Example Question #771 : Gre Subject Test: Literature In English

Adapted from Timon of Athens, IV:3, lines 409-447 by William Shakespeare

 

The sun's a thief, and with his great attraction

Robs the vast sea: the moon's an arrant thief,

And her pale fire she snatches from the sun:

The sea's a thief, whose liquid surge resolves

The moon into salt tears: the earth's a thief,

That feeds and breeds by a composture stol'n

From general excrement: each thing's a thief:

The laws, your curb and whip, in their rough power

Have uncheck'd theft.

Which of the following is NOT exemplified in the above selection from Timon of Athens?

Possible Answers:

Blank Verse

Personification

Poetic Conceit

Sprung Rhythm

Iambic Pentameter

Correct answer:

Sprung Rhythm

Explanation:

Sprung Rhythm is a system of scansion in which only stressed syllables are counted. It was invented by the poet Gerard Manley Hopkins in the late-19th century.

 

Blank Verse is a poetic form composed of unrhymed lines of iambic pentameter.

Iambic pentameter is a metrical form in which each line consists of five iambic feet. A metrical foot is a unit of stressed and unstressed syllables. An iambic foot consists of one unstressed syllable followed by one stressed syllable.

Personification is the attribution of human qualities to inanimate objects.

A Poetic Conceit is an extended metaphor that compares dissimilar objects in a surprising and imaginative manner.

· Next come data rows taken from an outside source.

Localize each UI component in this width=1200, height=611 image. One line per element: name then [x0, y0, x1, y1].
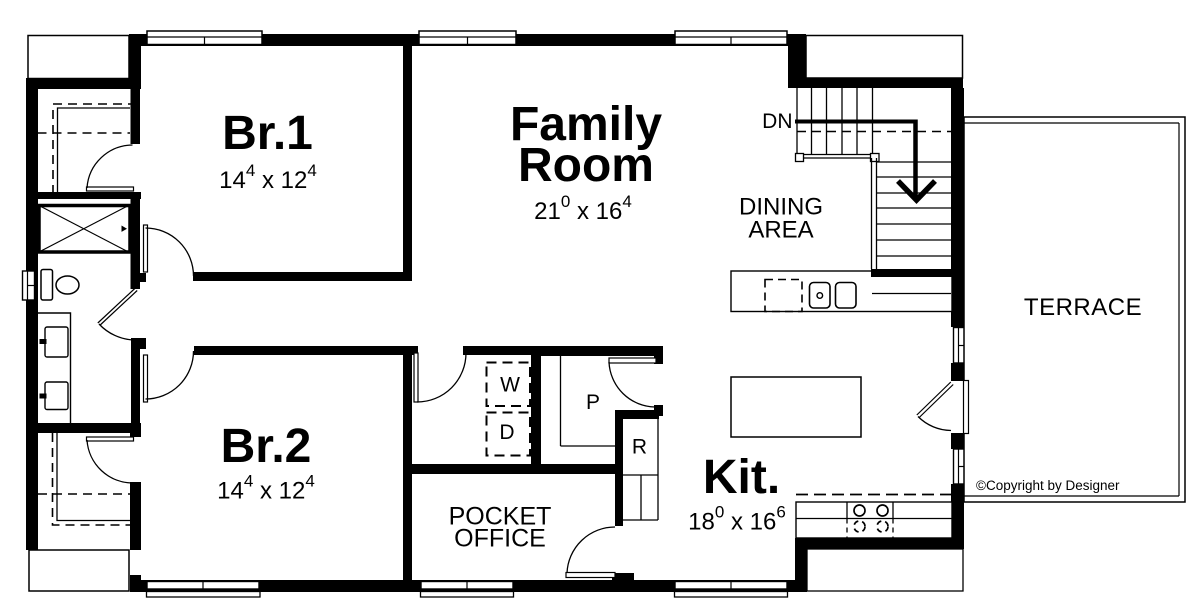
svg-text:P: P [586, 391, 600, 414]
svg-text:OFFICE: OFFICE [454, 525, 546, 553]
svg-text:Br.1: Br.1 [222, 107, 313, 160]
svg-text:TERRACE: TERRACE [1024, 294, 1142, 321]
svg-text:Br.2: Br.2 [221, 420, 312, 473]
svg-text:AREA: AREA [748, 217, 813, 244]
svg-text:W: W [500, 374, 520, 397]
svg-text:©Copyright by Designer: ©Copyright by Designer [976, 478, 1120, 493]
svg-text:Room: Room [518, 139, 654, 192]
svg-text:DN: DN [762, 110, 792, 133]
svg-text:Kit.: Kit. [703, 451, 780, 504]
svg-text:D: D [499, 421, 514, 444]
svg-text:R: R [632, 436, 647, 459]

Example Question #1 : Literary Analysis

Adapted from Timon of Athens, IV:3, lines 409-447 by William Shakespeare

 

The sun's a thief, and with his great attraction

Robs the vast sea: the moon's an arrant thief,

And her pale fire she snatches from the sun:

The sea's a thief, whose liquid surge resolves

The moon into salt tears: the earth's a thief,

That feeds and breeds by a composture stol'n

From general excrement: each thing's a thief:

The laws, your curb and whip, in their rough power

Have uncheck'd theft.

The above passage from Shakespeare's "Timon of Athens" is the source of the title of a novel by which twentieth century author?

Possible Answers:

Ernest Hemingway

William Faulkner

Vladimir Nabokov

John Updike

Thomas Pynchon

Correct answer:

Vladimir Nabokov

Explanation:

"Timon of Athens" (one of the more obscure works by Shakespeare) is a key intertext in Vladimir Nabokov's 1962 novel Pale Fire, the title of which was drawn from the third line of the passage in question.